Le système, hérité de la common law britannique, accorde une place centrale à la jurisprudence de l’Employment and Labour Relations Court. Cette cour spécialisée tranche les conflits individuels et collectifs. Ses décisions pèsent autant que la loi écrite sur la pratique des entreprises.
Un point surprend souvent les employeurs francophones : la charge de la preuve repose sur l’employeur. En cas de litige sur une rupture, c’est à l’entreprise de démontrer qu’elle a respecté la procédure et le fond. Avant même de recruter, sécurisez votre structure : le guide complet pour créer une entreprise au Kenya détaille les statuts qui conditionnent vos obligations d’employeur.
Le contrat de travail : écrit obligatoire au-delà de trois mois
L’Employment Act distingue clairement les engagements courts des engagements durables. Pour un emploi de plus de trois mois, le contrat doit être écrit. Le salarié reçoit un relevé de ses conditions dans les deux mois suivant le début de l’activité, selon les dispositions confirmées par AfricaPay.
Cet écrit précise plusieurs mentions obligatoires. Voici les éléments que tout contrat sérieux contient :
- Le nom de l’employeur et du salarié, ainsi que le poste occupé
- La date de début et, pour un CDD, la durée prévue
- Le lieu de travail et les horaires
- Le montant de la rémunération et la périodicité de versement
- Le droit aux congés, à la maladie et au préavis applicable
En dessous de trois mois, un accord verbal reste juridiquement valable. Le problème ? Sans trace écrite, l’employeur perd toute marge de manœuvre devant le juge. La pratique recommande un écrit dès le premier jour, quel que soit le terme prévu.
Le contrat à durée déterminée se renouvelle librement au Kenya, sans la requalification automatique connue en Europe.

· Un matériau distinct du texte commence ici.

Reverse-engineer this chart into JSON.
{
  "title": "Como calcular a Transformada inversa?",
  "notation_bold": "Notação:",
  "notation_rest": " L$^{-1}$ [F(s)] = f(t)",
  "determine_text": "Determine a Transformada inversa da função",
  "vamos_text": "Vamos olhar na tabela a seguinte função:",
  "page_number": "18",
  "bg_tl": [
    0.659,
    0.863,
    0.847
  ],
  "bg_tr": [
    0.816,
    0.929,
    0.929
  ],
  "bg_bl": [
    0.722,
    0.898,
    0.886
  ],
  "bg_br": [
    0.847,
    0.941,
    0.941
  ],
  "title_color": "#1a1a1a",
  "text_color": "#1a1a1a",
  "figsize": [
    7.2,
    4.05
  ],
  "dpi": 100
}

Sur le terrain, une succession de CDD très courts attire toutefois l’attention du juge, qui peut y voir un emploi permanent déguisé. La prudence consiste à formaliser un CDI quand la relation devient stable.
Période d’essai et préavis : les durées à connaître
La période d’essai ne peut dépasser six mois au départ. Elle se prolonge d’au maximum six mois supplémentaires, à condition d’obtenir l’accord du salarié. Cette extension reste rare en pratique, réservée aux postes techniques exigeant une montée en compétence longue.
Pendant l’essai, la rupture se fait avec un préavis réduit. L’Employment Act prévoit sept jours de préavis, ou le versement de sept jours de salaire en remplacement. Cette souplesse permet de mettre fin rapidement à une embauche qui ne convient pas, sans la lourdeur d’une procédure complète.
Une fois l’essai validé, le régime change. Pour un contrat payé au mois, le préavis légal atteint trente jours. Le salarié comme l’employeur peuvent y mettre fin en respectant ce délai, ou en versant l’équivalent en salaire. Un contrat individuel ou une convention collective peuvent allonger ce préavis, jamais le réduire.
Le calcul du préavis suit la périodicité de paie. Un salaire hebdomadaire ouvre un préavis plus court, un salaire mensuel le préavis de trente jours. Cette logique, ancrée dans la common law, demande une lecture attentive du contrat avant toute rupture.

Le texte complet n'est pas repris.